I began my lifelong love of gaming at an early age with my parent's Atari 2600.  Living in the small town that I did arcades were pretty much non-existent so I had to settle for the less than stellar ports on the Atari 2600, but for a young kid my age it was the perfect past time, giving me something to do before Boy Scout meetings, after school, whenever I had the time and my parents weren't watching anything on TV.  I recall seeing Super Mario Bros. played on the NES at that young age and it was something I really wanted.  Come Christmas of 1988 (if I recall) Santa brought the family an NES with Super Mario Bros./Duck Hunt and I've been hooked ever since.

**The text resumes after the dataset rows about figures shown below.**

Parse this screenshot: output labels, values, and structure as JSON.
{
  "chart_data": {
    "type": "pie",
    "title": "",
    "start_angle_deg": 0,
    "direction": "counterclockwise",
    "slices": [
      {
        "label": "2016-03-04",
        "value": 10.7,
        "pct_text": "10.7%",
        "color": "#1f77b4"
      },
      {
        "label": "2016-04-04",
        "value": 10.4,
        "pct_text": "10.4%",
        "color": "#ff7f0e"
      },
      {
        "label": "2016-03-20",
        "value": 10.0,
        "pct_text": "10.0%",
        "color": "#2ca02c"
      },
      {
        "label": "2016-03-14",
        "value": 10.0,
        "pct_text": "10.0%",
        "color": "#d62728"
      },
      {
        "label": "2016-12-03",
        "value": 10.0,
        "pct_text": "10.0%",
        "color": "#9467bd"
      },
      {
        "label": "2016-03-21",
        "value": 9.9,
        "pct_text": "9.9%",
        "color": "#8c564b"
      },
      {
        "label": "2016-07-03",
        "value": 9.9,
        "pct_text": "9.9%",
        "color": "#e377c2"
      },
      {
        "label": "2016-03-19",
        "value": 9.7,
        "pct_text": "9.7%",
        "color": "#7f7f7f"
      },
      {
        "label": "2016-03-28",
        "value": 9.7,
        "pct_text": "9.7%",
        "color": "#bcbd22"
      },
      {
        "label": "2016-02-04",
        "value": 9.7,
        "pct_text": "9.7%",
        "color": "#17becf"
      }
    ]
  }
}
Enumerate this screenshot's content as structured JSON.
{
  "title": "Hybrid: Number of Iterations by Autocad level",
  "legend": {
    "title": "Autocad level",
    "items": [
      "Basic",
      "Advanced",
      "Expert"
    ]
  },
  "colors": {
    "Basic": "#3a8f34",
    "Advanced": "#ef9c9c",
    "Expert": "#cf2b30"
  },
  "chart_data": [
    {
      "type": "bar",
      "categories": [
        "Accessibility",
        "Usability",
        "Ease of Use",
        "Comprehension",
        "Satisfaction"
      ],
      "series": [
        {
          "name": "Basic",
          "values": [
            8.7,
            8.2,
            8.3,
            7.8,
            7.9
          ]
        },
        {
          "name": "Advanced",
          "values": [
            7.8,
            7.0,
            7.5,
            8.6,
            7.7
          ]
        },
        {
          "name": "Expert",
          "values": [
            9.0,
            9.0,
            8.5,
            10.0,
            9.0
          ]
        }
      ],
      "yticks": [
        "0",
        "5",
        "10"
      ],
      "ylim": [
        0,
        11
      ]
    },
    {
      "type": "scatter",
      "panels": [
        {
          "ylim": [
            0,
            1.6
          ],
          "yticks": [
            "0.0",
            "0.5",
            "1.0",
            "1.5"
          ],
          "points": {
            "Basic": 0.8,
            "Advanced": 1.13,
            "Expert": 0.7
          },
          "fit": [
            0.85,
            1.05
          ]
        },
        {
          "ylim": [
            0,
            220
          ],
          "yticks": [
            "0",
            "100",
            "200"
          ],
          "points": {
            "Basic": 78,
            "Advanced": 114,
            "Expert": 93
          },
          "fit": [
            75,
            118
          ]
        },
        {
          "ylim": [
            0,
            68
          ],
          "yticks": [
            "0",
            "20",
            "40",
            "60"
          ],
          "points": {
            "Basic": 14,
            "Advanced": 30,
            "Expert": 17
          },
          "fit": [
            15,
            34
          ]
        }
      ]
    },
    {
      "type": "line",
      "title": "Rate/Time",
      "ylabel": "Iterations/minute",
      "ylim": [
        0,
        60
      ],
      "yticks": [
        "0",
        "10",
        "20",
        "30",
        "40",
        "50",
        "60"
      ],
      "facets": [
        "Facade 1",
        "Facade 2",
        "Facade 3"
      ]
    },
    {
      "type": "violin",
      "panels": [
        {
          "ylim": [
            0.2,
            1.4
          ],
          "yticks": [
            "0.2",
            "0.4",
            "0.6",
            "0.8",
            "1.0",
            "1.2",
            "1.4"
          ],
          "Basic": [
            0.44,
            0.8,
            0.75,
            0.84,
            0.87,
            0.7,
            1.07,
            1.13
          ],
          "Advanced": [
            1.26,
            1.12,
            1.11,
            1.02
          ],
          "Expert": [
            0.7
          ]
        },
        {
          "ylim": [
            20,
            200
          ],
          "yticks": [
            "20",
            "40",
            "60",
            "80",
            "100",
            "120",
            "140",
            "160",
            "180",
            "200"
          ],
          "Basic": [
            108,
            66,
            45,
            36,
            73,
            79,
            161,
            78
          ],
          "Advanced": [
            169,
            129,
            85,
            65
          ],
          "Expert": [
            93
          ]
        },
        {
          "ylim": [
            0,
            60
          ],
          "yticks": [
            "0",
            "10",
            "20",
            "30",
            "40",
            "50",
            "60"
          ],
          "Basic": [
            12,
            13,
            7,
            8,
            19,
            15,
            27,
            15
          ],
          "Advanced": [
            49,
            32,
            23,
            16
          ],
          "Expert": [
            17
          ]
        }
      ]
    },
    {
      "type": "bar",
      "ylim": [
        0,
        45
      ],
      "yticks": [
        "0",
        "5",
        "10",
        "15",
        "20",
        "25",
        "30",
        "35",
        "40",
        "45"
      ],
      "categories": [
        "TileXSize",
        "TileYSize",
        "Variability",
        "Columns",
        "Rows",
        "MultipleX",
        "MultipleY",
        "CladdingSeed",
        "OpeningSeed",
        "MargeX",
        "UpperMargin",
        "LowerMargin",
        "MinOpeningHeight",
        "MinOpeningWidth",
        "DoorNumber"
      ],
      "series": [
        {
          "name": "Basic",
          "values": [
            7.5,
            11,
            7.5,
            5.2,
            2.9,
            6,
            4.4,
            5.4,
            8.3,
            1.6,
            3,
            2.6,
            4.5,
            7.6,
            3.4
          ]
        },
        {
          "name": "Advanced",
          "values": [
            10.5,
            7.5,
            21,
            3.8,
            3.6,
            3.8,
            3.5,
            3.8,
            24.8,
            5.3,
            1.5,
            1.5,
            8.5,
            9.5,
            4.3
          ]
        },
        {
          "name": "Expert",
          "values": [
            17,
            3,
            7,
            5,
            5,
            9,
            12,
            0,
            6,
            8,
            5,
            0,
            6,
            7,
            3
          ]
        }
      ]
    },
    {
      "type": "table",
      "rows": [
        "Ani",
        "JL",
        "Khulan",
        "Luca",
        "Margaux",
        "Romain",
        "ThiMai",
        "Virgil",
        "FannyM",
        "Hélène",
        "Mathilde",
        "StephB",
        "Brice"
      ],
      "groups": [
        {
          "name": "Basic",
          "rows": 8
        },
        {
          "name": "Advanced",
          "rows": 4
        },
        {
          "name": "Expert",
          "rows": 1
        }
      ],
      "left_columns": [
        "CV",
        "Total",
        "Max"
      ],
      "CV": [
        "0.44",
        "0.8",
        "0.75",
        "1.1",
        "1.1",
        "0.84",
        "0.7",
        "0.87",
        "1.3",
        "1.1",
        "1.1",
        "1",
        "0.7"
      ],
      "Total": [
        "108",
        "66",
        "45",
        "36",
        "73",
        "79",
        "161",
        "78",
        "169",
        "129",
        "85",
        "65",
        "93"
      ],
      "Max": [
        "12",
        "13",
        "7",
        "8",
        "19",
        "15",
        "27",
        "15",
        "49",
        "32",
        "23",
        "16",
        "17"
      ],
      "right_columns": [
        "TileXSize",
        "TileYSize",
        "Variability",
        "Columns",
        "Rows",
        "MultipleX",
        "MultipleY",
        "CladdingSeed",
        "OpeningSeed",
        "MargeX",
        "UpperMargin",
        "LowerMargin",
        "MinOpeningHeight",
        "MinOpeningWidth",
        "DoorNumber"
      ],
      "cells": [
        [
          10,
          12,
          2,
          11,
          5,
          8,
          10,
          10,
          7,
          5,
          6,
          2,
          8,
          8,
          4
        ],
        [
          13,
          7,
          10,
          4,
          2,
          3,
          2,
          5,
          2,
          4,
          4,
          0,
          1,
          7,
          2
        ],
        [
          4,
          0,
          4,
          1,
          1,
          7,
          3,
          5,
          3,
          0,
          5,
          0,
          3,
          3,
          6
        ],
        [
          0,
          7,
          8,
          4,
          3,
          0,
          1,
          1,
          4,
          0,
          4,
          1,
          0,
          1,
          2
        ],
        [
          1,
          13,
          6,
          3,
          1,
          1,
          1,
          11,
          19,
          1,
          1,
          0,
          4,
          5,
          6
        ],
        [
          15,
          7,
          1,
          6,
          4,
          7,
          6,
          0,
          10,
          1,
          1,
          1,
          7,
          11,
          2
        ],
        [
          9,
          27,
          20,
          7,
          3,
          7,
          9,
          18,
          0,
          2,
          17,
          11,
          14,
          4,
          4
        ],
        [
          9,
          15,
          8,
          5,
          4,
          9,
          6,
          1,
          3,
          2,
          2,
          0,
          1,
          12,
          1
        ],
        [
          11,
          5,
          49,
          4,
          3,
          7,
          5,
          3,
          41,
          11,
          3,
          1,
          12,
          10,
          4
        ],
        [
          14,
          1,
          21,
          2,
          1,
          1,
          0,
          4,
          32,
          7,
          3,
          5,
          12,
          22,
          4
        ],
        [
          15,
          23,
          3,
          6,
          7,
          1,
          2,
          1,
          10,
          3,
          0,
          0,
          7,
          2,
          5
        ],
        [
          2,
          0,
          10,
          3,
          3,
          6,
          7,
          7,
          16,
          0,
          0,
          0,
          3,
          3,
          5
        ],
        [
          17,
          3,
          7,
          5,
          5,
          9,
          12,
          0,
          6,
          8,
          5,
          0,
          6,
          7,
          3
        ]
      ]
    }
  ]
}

Over 25 years from the first time I picked up an Atari joystick and I'm more hooked on gaming than I ever have been.  If you name a system, classics to moderns, there's a good chance I've not only played it, but own it.  My collection of systems spans multiple decades, from the Odyssey 2, Atari 2600, and Colecovision, to the NES, Sega Genesis, and Panasonic 3DO, to more modern systems such as the Xbox and Wii, and multiple systems in between as well as multiple handhelds.  As much as I consider myself a gamer I'm also a game collector.  I love collecting the older systems not only to collect but to play (I even own and still play a Virtual Boy from time to time).  I hope to bring those multiple decades of gaming experience to my time here at Gaming Nexus in some fashion.

In my spare time I like to write computer programs using VB.NET (currently learning C# as well) as well as create review videos and other gaming projects over on YouTube.  I know it does seem like I have a lot on my plate now with the addition of Gaming Nexus to my gaming portfolio, but that's one more challenge I'm willing to overcome.